The application of SuStaIn to a large set of MS MRI scans identified three subtypes, characterised by distinct temporal patterns of MRI changes that could be staged. Results from an independent set corroborated these three subtypes. We found that a patient’s baseline subtype and stage was associated with the individual risk of disease progression. Combining MRI-based subtypes with clinical information increased prognostic accuracy when compared with using MRI information alone. The patterns of MRI abnormality in these subtypes provide insights into disease mechanisms and, alongside clinical phenotypes, they may aid stratification of patients for future interventional studies.
Our primary hypothesis was that a model based on MRI rather than solely on clinical data helps to improve a biological understanding of MS disease progression. There were differences in the risk of disability progression, disease activity and treatment response across subtypes, which suggested that they reflected different pathobiological mechanisms relevant to the manifestations of the disease. Among the three different subtypes, the lesion-led subtype, which was characterised by early and extensive lesion load, showed the fastest accumulation of lesions over time, highest relapse rate and contrast-enhancing lesions, and highest risk of 24-week confirmed disability progression. Interestingly the lesion-led subtype showed the development of deep grey matter atrophy after the T2 lesion accrual. These findings are consistent with substantial focal inflammatory demyelination early on, with neurodegeneration in the deep grey matter being secondary to lesion accumulation8,9, related to the degeneration of tracts transected in MS lesions or concomitant inflammatory processes in the white matter and deep grey matter10,11. Notably, the lesion-led subtype was the only subtype that showed a significant treatment response in both RRMS and progressive (PP and SP) MS trials, suggesting that SuStaIn, alongside clinical phenotypes, may be used for selecting patients who are more likely to respond to medications targeting inflammatory lesion activity.

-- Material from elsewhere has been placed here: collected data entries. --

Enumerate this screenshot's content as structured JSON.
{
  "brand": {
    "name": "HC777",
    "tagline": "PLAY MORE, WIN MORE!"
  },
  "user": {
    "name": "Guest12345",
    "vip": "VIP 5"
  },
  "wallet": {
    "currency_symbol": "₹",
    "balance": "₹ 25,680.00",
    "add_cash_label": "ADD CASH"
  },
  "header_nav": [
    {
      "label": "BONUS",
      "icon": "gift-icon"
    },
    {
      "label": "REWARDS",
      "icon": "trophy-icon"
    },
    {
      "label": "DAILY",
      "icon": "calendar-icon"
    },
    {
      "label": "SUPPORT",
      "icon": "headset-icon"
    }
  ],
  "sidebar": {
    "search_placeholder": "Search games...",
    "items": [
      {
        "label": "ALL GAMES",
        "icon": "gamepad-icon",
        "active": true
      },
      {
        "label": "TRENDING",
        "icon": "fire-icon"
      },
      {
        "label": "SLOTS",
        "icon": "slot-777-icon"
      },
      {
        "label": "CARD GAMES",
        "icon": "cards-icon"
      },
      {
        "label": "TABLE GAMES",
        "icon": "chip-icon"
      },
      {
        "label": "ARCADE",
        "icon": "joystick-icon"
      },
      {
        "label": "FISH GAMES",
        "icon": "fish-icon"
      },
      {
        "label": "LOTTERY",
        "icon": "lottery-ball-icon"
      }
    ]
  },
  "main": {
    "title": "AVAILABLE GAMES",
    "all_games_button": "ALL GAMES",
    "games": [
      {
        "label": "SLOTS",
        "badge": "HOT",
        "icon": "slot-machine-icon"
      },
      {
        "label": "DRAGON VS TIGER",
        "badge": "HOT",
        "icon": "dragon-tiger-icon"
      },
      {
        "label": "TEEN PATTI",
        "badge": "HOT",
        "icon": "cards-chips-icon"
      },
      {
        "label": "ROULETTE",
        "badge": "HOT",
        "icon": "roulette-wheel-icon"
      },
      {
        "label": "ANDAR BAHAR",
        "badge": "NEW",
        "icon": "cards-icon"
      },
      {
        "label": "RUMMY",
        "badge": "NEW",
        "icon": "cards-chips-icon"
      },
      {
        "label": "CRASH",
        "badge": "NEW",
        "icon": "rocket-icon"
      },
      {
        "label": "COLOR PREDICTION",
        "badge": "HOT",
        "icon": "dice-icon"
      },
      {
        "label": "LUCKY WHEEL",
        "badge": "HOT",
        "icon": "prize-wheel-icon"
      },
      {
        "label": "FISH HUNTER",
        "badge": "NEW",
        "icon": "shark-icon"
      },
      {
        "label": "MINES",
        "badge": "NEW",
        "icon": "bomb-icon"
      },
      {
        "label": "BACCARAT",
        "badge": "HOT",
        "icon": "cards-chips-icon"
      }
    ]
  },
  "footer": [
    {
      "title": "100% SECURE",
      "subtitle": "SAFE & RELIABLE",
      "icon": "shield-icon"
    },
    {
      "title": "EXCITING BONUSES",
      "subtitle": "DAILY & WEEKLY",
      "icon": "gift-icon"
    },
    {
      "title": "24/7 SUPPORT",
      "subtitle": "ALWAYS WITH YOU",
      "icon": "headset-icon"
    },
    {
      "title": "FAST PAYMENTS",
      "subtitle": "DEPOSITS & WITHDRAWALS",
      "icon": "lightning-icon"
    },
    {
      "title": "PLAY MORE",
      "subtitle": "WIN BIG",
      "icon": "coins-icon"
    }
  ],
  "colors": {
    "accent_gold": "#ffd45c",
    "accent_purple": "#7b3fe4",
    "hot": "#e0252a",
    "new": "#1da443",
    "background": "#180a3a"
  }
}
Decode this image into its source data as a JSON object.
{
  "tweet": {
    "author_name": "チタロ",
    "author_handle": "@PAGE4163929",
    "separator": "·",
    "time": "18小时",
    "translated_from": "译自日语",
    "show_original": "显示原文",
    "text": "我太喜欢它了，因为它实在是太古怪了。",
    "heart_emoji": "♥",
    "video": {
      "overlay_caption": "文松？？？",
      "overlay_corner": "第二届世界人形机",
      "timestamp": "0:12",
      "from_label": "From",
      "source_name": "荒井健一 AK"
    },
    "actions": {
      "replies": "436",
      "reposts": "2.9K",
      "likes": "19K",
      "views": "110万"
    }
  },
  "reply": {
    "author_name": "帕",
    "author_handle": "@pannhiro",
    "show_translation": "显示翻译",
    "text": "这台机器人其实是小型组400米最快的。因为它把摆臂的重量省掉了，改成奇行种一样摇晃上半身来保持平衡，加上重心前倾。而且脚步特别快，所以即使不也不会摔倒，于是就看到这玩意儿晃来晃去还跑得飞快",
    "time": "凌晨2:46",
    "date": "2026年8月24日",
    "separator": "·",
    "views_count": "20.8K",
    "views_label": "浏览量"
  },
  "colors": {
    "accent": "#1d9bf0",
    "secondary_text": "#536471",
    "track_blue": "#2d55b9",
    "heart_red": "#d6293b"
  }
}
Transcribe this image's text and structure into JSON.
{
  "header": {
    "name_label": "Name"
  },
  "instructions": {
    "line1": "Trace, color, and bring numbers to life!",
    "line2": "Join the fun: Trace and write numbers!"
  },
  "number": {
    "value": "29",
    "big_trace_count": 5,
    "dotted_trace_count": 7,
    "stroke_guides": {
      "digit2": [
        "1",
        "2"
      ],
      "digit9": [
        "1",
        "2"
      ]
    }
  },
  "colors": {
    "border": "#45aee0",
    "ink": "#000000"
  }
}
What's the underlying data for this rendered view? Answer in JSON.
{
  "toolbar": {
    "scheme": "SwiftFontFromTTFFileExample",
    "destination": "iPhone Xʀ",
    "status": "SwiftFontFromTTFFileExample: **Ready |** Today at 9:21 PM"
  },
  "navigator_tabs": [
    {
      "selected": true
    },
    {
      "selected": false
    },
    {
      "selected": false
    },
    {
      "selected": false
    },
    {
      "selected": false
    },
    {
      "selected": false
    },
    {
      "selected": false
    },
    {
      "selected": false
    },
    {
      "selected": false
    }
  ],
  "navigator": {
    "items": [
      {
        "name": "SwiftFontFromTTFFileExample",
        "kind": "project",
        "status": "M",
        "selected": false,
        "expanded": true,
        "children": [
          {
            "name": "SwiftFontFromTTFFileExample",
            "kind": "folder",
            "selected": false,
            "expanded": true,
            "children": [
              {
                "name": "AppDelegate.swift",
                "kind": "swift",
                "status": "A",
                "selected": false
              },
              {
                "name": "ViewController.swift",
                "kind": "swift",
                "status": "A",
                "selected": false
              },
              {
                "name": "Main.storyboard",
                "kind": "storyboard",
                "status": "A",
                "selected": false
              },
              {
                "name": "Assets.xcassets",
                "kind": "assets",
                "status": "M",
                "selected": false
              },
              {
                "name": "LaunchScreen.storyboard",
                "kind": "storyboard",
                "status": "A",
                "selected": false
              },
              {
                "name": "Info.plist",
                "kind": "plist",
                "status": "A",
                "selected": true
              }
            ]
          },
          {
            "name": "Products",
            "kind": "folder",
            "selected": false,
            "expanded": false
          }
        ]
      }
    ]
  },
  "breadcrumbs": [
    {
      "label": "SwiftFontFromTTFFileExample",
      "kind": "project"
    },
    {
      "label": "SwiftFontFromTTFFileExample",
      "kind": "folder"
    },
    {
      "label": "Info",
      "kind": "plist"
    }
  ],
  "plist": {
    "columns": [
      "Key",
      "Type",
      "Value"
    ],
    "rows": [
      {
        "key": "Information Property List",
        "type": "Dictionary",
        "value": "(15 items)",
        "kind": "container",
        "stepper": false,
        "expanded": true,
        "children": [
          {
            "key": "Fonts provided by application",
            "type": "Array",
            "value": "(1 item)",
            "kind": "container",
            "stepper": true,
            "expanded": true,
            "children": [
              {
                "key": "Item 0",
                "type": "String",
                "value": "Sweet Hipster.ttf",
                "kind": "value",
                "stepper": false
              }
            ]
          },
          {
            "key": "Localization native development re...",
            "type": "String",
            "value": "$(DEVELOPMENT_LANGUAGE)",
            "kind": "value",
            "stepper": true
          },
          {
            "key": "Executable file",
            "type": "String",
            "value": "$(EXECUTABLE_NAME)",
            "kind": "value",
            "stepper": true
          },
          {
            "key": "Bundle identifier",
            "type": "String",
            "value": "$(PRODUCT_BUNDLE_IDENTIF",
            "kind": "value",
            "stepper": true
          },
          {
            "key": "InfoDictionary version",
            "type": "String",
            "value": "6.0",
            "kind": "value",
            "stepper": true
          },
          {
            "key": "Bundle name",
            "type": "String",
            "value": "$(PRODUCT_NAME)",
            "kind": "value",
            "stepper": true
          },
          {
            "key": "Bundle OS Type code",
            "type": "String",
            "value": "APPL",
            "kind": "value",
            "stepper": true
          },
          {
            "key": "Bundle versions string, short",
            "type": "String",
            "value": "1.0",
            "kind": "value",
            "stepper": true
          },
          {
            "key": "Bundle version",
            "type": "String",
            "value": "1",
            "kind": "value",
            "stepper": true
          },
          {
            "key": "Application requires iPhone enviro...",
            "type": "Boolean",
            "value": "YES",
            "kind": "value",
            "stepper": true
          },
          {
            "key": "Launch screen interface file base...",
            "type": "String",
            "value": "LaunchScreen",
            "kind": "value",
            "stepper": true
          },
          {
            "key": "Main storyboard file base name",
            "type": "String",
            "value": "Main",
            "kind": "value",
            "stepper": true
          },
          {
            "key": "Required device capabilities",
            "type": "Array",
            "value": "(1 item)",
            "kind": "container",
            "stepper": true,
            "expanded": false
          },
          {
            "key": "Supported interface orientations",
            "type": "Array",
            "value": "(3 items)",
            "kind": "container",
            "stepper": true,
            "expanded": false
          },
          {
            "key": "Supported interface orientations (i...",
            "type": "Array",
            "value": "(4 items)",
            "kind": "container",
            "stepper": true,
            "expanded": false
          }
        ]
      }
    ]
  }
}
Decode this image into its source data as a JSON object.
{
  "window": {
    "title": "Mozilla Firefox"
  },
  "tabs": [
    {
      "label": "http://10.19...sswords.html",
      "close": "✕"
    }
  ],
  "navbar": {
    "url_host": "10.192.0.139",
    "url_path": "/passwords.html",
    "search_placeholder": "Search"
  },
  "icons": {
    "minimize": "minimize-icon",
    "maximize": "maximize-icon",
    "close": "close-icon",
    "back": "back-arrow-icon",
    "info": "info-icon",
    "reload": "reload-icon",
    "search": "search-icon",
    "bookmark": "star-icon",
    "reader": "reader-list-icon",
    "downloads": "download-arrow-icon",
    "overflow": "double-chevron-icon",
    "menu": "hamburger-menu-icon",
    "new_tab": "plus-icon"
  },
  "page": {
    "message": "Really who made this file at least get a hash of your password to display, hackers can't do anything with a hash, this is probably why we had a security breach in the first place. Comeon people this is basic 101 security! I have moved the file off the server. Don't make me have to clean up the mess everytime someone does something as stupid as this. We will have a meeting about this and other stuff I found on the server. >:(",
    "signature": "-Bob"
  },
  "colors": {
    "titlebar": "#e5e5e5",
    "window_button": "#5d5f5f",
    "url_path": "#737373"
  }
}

When looking at the trajectory of MRI changes defining the cortex-led subtype, this group showed early cortical atrophy in the occipital and parietal regions, subsequent development of atrophy in the other grey matter regions and accumulation of T2 lesions, and late NAWM abnormalities. This suggests that the pathological underpinning of the cortex-led subtype is more insidious and may relate to neurodegeneration in the cortex8,9 and compartmentalised, chronic inflammation in the white matter, which is not reflected by the visible lesions. The concurrent development of cortical atrophy and accumulation of lesions points to retrograde neurodegeneration of tracts transected in white matter lesions12. The majority of patients belonged to the cortex-led subtype, in both the training and validation datasets. This subtype responded to a lesser extent to treatments. This observation suggests that the neurodegenerative component of MS is clinically relevant and remains difficult to target with treatments. It is important to note that SuStaIn disentangles not only the sequence but also the severity of abnormality at each stage. The parietal cortex showed the greatest early atrophy (Supplementary Figure 2) of all cortical regions, regardless of subtype. This might be related to the network mediated pathology in areas of the cortex that were part of the default mode network, such as the parietal lobe (which includes the precuneus) or those connected to the visual system (the occipital cortex) show early damage, as has been demonstrated in previous MRI and histopathological studies12,13,14.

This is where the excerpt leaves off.